ACTIVITY 8.6: Italian American Culture and the Case of Tony

Review the case of Tony from the vignette at the beginning of the chapter.

Why do you think Tony is so confused?

What class-related work ethic does Tony's father represent?

Why do you think Tony feels that his father does not see Mary Louise as a potential store owner?

What role does Tony's mother possibly play in this vignette and in life?

What is the role of Father Leo and the Church within the community?

What might/should Tony do?

Box 8.1 Counseling Strategies in the Vignette Cases

At the beginning of this chapter, three very different European American clients were presented. Each came into counseling without an awareness that his or her issues might be culture-specific.
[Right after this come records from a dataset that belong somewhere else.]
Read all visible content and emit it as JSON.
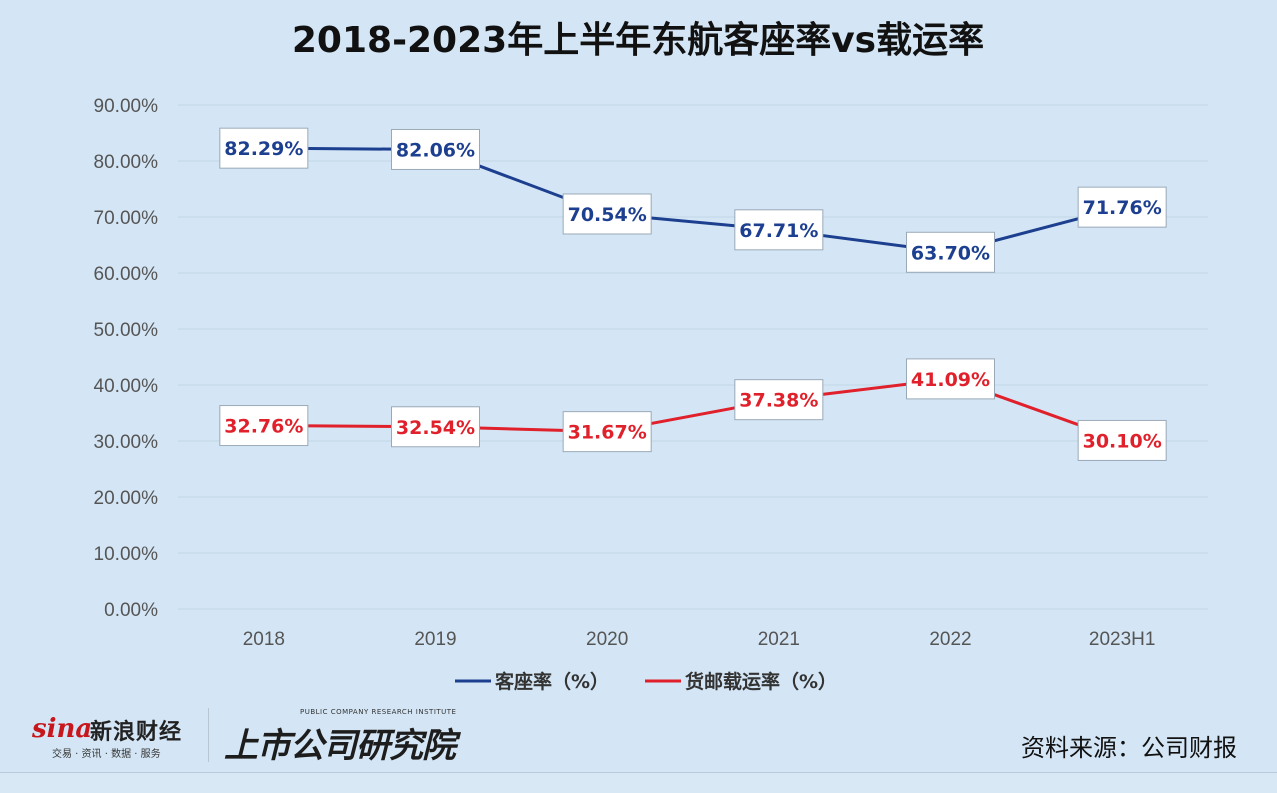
{
  "chart_data": {
    "type": "line",
    "title": "2018-2023年上半年东航客座率vs载运率",
    "categories": [
      "2018",
      "2019",
      "2020",
      "2021",
      "2022",
      "2023H1"
    ],
    "yticks": [
      "0.00%",
      "10.00%",
      "20.00%",
      "30.00%",
      "40.00%",
      "50.00%",
      "60.00%",
      "70.00%",
      "80.00%",
      "90.00%"
    ],
    "ylim": [
      0,
      90
    ],
    "grid": true,
    "legend_position": "bottom",
    "series": [
      {
        "name": "客座率（%）",
        "color": "#1c3f8f",
        "values": [
          82.29,
          82.06,
          70.54,
          67.71,
          63.7,
          71.76
        ],
        "labels": [
          "82.29%",
          "82.06%",
          "70.54%",
          "67.71%",
          "63.70%",
          "71.76%"
        ]
      },
      {
        "name": "货邮载运率（%）",
        "color": "#e0202a",
        "values": [
          32.76,
          32.54,
          31.67,
          37.38,
          41.09,
          30.1
        ],
        "labels": [
          "32.76%",
          "32.54%",
          "31.67%",
          "37.38%",
          "41.09%",
          "30.10%"
        ]
      }
    ]
  },
  "footer": {
    "sina_word": "sina",
    "sina_brand": "新浪财经",
    "sina_sub": "交易 · 资讯 · 数据 · 服务",
    "institute_name": "上市公司研究院",
    "institute_en": "PUBLIC COMPANY RESEARCH INSTITUTE",
    "source": "资料来源：公司财报"
  }
}
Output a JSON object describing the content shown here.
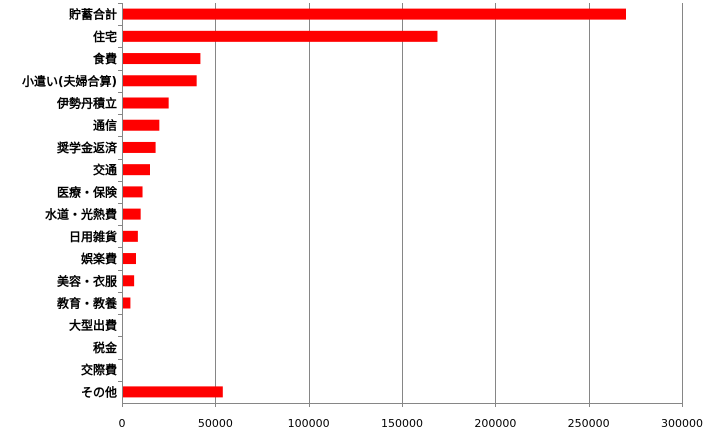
{
  "chart_data": {
    "type": "bar",
    "orientation": "horizontal",
    "categories": [
      "貯蓄合計",
      "住宅",
      "食費",
      "小遣い(夫婦合算)",
      "伊勢丹積立",
      "通信",
      "奨学金返済",
      "交通",
      "医療・保険",
      "水道・光熱費",
      "日用雑貨",
      "娯楽費",
      "美容・衣服",
      "教育・教養",
      "大型出費",
      "税金",
      "交際費",
      "その他"
    ],
    "values": [
      270000,
      169000,
      42000,
      40000,
      25000,
      20000,
      18000,
      15000,
      11000,
      10000,
      8500,
      7500,
      6500,
      4500,
      0,
      0,
      0,
      54000
    ],
    "xlim": [
      0,
      300000
    ],
    "x_ticks": [
      "0",
      "50000",
      "100000",
      "150000",
      "200000",
      "250000",
      "300000"
    ],
    "x_tick_values": [
      0,
      50000,
      100000,
      150000,
      200000,
      250000,
      300000
    ],
    "grid": "vertical",
    "legend": "none",
    "bar_color": "#ff0000"
  }
}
Ellen's counselor worked with her individually, but was nevertheless well-versed in family therapy. She helped Ellen decide that her allegiance needed to be primarily with her husband, rather than with her mother. Eventually, Ellen and Steve entered couples counseling where they were able to resolve their problems and learned to live in greater harmony, each realizing how their different understandings of "being Jewish" had contributed to their discord. They vowed to raise their children in a different way than either of them had been raised. 

Tom's EAP counselor addressed his frustrations and anger using cognitive behavioral processes and techniques. He worked with him on his inappropriate use of alcohol to relieve his anxiety and stress. Tom learned to channel his stress into the healthier outlets of running and family activities. Although Tom did not gain appreciable insight into his prejudice or an understanding of his position of "white privilege," he was able to come to terms with how his use of alcohol might have contributed to his lack of promotions. He learned to live life with less anger.

Tony's school counselor initially empathized with Tony, using Rogerian client-centered processes, then moved to using techniques from solution-focused therapy and assertiveness training. These approaches helped Tony gain insight into his family situation. He was able to articulate to his counselor what his own desires and goals were. He rehearsed how he might express his desires to his father while still honoring his father's traditional Italian values. When he finally did so, his father was more accepting than he had anticipated. Tony's prior talk with Mom and Mom's subsequent talk with Father Leo had added to his father's understanding. Tony also talked to his sister about her telling their parents her business interests. Tony planned to attend community college for his first year of college so that he could continue to work in the family store and train his sister to take his place. He applied for a scholarship to the state university under a delayed entry program.